Chelcie and Molly attended the inaugural Charleston Seminar, a new two-day intensive workshop preceding the Charleston Conference. This year’s topic was Introduction to Data Curation, taught by two guys from UNC: Cal Lee, faculty at the School of Information and Library Science, and Jonathan Crabtree, Associate Director at the Odum Institute. We were two of approximately 30 librarians, faculty, administrators, and vendors from across the U.S. and Canada who attended. Wake Forest was in the middle in terms of institutional research focus represented.

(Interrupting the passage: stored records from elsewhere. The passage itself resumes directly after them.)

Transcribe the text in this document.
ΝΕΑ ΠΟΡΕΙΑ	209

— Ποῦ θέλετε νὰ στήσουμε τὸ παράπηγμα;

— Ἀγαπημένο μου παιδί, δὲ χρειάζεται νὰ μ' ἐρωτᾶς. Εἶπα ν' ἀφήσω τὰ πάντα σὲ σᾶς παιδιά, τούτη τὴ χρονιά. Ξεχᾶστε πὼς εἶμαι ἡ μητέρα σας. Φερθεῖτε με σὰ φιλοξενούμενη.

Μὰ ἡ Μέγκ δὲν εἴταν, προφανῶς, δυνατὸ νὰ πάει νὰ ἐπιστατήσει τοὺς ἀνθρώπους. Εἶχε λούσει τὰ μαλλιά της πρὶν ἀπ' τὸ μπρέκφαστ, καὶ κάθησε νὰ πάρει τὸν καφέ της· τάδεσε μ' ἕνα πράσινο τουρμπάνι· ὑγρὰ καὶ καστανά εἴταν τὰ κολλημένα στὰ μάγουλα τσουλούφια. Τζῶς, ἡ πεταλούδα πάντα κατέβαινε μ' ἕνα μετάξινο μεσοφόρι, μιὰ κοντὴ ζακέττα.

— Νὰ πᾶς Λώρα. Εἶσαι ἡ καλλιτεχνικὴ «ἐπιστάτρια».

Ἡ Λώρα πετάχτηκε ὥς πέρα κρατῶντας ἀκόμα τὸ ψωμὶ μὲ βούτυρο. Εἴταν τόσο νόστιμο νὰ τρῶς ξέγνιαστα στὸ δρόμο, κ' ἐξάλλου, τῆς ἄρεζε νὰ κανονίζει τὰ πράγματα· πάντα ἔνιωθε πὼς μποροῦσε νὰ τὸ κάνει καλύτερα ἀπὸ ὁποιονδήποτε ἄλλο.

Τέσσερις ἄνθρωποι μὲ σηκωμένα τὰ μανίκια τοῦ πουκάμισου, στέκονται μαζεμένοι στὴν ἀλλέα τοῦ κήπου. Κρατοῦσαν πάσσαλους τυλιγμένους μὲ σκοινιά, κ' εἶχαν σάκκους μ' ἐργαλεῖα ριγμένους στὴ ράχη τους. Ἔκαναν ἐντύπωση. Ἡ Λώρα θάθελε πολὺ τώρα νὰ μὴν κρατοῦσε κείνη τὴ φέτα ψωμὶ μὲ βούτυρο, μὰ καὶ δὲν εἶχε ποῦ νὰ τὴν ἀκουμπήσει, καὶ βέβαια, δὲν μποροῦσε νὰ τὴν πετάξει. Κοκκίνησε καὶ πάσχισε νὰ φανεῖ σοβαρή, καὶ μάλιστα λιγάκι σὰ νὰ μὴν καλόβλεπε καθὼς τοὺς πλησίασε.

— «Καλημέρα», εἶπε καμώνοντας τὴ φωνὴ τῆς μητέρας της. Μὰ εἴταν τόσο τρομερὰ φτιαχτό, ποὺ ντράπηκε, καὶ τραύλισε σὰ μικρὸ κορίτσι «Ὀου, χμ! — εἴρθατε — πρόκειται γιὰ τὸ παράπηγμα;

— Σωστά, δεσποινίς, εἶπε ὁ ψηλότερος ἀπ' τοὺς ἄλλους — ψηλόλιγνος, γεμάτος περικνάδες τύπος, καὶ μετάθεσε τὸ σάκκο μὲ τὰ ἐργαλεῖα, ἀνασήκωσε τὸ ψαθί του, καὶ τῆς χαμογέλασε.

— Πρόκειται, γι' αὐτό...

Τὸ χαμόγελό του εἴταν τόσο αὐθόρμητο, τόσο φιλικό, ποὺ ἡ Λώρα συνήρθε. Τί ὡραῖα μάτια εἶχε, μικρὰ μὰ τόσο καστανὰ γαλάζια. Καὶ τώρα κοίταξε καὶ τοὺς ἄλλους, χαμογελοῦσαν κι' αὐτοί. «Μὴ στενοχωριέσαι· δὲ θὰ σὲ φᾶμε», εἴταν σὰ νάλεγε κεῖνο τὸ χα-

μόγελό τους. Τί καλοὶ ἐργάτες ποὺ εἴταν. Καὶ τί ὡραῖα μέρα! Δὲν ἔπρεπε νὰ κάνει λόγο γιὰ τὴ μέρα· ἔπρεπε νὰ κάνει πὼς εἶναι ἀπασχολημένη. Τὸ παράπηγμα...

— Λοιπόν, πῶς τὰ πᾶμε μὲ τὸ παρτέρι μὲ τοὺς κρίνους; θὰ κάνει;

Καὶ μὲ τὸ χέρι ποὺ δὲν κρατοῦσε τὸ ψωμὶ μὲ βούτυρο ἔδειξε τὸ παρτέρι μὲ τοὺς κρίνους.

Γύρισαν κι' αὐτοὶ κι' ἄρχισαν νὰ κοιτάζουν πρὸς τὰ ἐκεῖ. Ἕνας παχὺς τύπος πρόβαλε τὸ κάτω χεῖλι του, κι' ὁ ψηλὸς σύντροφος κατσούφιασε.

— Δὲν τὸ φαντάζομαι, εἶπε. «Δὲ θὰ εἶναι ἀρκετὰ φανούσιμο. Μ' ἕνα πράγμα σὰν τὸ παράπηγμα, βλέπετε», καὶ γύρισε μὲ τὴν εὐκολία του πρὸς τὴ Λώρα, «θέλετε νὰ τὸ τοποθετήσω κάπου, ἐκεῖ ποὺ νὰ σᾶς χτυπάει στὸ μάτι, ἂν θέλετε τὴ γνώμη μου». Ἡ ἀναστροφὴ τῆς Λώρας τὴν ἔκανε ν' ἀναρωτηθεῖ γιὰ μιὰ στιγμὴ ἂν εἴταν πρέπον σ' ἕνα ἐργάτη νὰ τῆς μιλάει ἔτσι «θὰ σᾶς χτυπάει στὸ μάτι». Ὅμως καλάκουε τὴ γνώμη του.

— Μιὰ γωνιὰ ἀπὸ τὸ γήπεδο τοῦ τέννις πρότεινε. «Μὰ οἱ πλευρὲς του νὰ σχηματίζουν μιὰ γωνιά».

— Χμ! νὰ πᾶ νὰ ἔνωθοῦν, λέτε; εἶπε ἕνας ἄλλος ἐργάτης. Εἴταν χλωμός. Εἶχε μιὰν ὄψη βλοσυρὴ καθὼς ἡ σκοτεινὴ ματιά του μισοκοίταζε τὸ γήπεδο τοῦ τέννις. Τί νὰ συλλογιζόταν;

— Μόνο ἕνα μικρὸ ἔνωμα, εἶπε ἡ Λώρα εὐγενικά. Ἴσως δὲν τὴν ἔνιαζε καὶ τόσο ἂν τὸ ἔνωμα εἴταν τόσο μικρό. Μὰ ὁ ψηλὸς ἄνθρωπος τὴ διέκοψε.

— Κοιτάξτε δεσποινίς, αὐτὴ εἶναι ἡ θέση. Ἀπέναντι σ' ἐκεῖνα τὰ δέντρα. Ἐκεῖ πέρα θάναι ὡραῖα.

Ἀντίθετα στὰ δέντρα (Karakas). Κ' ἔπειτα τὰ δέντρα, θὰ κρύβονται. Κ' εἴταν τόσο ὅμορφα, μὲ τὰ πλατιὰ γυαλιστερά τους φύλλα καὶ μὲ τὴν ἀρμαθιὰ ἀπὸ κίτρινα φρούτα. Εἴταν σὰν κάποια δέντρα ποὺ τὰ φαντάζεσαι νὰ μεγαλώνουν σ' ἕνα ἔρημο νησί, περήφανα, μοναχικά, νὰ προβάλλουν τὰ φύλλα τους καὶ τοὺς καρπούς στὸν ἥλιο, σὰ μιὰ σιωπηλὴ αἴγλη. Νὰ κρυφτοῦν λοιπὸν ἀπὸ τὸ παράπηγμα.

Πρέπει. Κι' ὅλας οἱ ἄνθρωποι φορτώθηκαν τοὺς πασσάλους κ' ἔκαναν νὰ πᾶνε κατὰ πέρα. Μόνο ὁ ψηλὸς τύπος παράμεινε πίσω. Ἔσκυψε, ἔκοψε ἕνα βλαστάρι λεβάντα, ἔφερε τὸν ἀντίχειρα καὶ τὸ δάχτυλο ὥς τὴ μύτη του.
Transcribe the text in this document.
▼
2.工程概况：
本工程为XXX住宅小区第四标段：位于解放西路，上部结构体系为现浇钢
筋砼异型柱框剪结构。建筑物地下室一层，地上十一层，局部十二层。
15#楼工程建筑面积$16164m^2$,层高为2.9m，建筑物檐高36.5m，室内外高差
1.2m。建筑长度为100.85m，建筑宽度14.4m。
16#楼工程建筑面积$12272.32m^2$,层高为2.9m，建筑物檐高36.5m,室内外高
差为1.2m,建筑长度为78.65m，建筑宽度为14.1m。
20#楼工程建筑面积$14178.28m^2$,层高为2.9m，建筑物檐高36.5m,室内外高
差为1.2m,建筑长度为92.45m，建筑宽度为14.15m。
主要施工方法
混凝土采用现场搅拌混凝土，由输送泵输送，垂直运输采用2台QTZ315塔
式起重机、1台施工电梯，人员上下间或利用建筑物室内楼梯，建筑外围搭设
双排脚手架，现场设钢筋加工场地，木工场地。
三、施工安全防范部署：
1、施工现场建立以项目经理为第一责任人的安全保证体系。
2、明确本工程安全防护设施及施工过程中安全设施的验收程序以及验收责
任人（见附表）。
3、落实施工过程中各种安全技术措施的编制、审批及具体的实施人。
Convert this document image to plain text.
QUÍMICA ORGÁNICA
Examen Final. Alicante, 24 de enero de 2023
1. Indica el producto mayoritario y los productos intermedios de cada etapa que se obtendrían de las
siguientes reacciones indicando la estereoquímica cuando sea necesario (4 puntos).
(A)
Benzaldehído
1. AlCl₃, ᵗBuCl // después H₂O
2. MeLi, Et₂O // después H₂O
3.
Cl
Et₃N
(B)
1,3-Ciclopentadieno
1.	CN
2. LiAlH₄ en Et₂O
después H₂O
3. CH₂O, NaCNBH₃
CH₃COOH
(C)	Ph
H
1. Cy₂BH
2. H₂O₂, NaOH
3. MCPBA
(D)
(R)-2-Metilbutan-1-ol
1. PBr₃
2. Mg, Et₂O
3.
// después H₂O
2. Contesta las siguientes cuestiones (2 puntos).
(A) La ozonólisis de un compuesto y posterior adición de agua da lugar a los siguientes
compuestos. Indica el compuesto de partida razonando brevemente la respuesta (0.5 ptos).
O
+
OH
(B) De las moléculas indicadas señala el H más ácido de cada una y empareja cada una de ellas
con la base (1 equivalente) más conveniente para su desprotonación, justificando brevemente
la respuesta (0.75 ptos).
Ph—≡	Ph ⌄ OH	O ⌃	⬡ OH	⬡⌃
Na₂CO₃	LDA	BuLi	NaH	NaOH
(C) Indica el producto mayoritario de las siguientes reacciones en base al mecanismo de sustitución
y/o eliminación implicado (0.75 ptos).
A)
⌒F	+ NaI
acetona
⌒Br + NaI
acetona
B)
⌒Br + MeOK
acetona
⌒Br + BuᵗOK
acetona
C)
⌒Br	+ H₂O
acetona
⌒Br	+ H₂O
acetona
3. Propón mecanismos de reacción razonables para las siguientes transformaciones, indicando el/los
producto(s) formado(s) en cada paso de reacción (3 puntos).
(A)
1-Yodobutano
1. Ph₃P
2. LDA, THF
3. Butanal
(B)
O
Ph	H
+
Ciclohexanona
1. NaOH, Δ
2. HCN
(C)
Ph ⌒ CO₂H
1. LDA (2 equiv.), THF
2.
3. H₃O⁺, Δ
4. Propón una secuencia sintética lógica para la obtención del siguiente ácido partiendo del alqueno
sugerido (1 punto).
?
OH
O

The seminar was a mix of lecture and hands-on activities—Molly used a hex editor for the first time!—and addressed the sociocultural concerns of data curation, as well as the how-to aspects. We were reassured to realize that the paths we have been pursuing are on target for an institution of our size and research context.

Key takeaways:

  • keep data lifecycle stages simple; move complexity into functions
  • not about data ownership, but data stewardship
  • digital curation not the end, but the means to the end of better research
  • if we really love this data, need to acknowledge that we (aka, libraries) may not be the best place for it; is it a library conversation, or a campus conversation?
  • metadata tells you how to sift through data
  • must acknowledge the “Hermeneutic Gap” of archived data: context is often not captured, and is never the same
  • ask researchers what terms they would type into Google to find this data; often their terms will be pretty good, and can be used in descriptive metadata

We came back with definite steps to pursue to further the data curation conversations at Wake Forest, but also with the reassurance that libraries’ roles with data need to be ones of advocacy and coordination, not sole responsibility.